Additionally, one of the very unique and attention-grabbing parts of the game was the actual narrative that the puzzles helped move forward. I would classify the game as both embedded and evocative as it was the traditional murder-solving, amnesia scenario that people are very used to seeing in films and because there is an already pre-constructed story created by the game designers that players cannot influence but rather must work to learn about gradually. One unique part of this game was the narrative was not only moved forward through aspects like pictures and letters. but also through audio recording and video (like actually taped videos of a man with blood on his face giving you clues or acting out a scene after you solved a puzzle). One thing that I really enjoyed about the narrative and that actually helped with some motivation to keep puzzle-solving was the fact that there were multiple story arcs present — there was trying to figure out what happened in the murder, who put us in the room, and figuring out who we even were. If the story was simply a murder mystery, I do not think that it would have kept my attention very well or been motivating/interesting enough to actually make me want to keep solving some of the more complex and frustrating puzzles.
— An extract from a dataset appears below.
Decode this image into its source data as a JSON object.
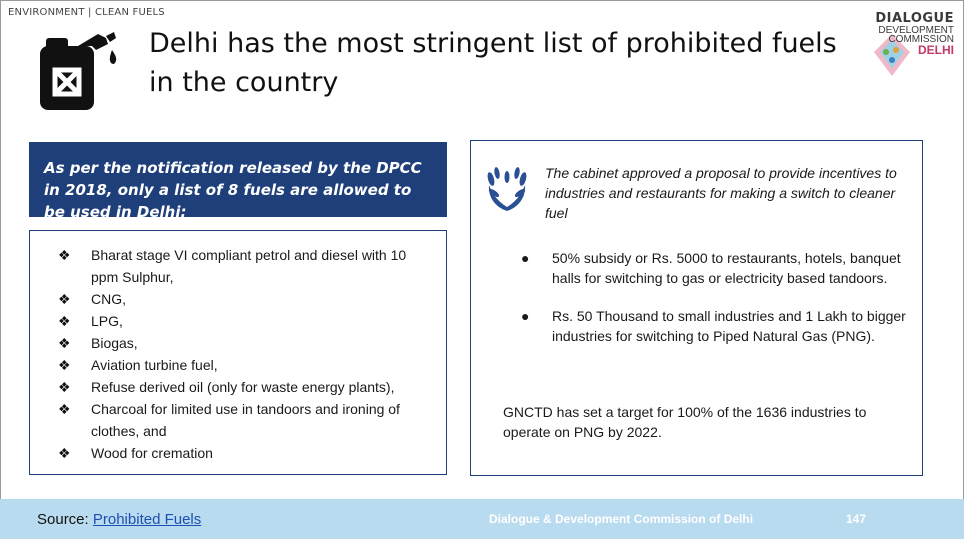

[example of the unique, video feature in the game where an actual actor talked and created scenes]

Overall, I was not super satisfied with the game. I understood what it was trying to achieve with the puzzle mechanics, but I was a bit bored throughout the gameplay and not very motivated to keep solving puzzles besides the small gratification I felt when overcoming some of the challenging puzzles and when I got to see some of the fun, non-traditional aspects of the game like the actual video recordings. There was not much of an introduction to the mystery at hand when the game started which felt super abrupt and did not build rapport between myself and the character I was playing as. The introduction was so short that I really did not know what the goal of the game was until 20-30 minutes in once I had solved a couple of puzzles. Additionally, sometimes the puzzles felt very disconnected from the narration of the game which made them feel random and like they were only there to add a sense of difficulty to the game. Often this led to me being confused about how to move forward which ended up making me just click random places on the screen until I randomly picked up a clue or tempted me to look for spoilers online (not because I was excited to move forward but because I really had no idea what to do). If it were not for the critical play, I likely would have given up sooner on some of the more difficult, frustrating puzzles. A suggestion for the creators of the game would be to integrate the puzzles better into the intended storyline of the game, to have them always contribute something to the story, and to have their solution connect to the mystery of the storyline so that they feel like they always have a purpose and so they are more intuitive to solve for the players (e.g. maybe instead of having to put together random shapes in the correct order like the game currently makes you do, you have to decipher a message from the murderer).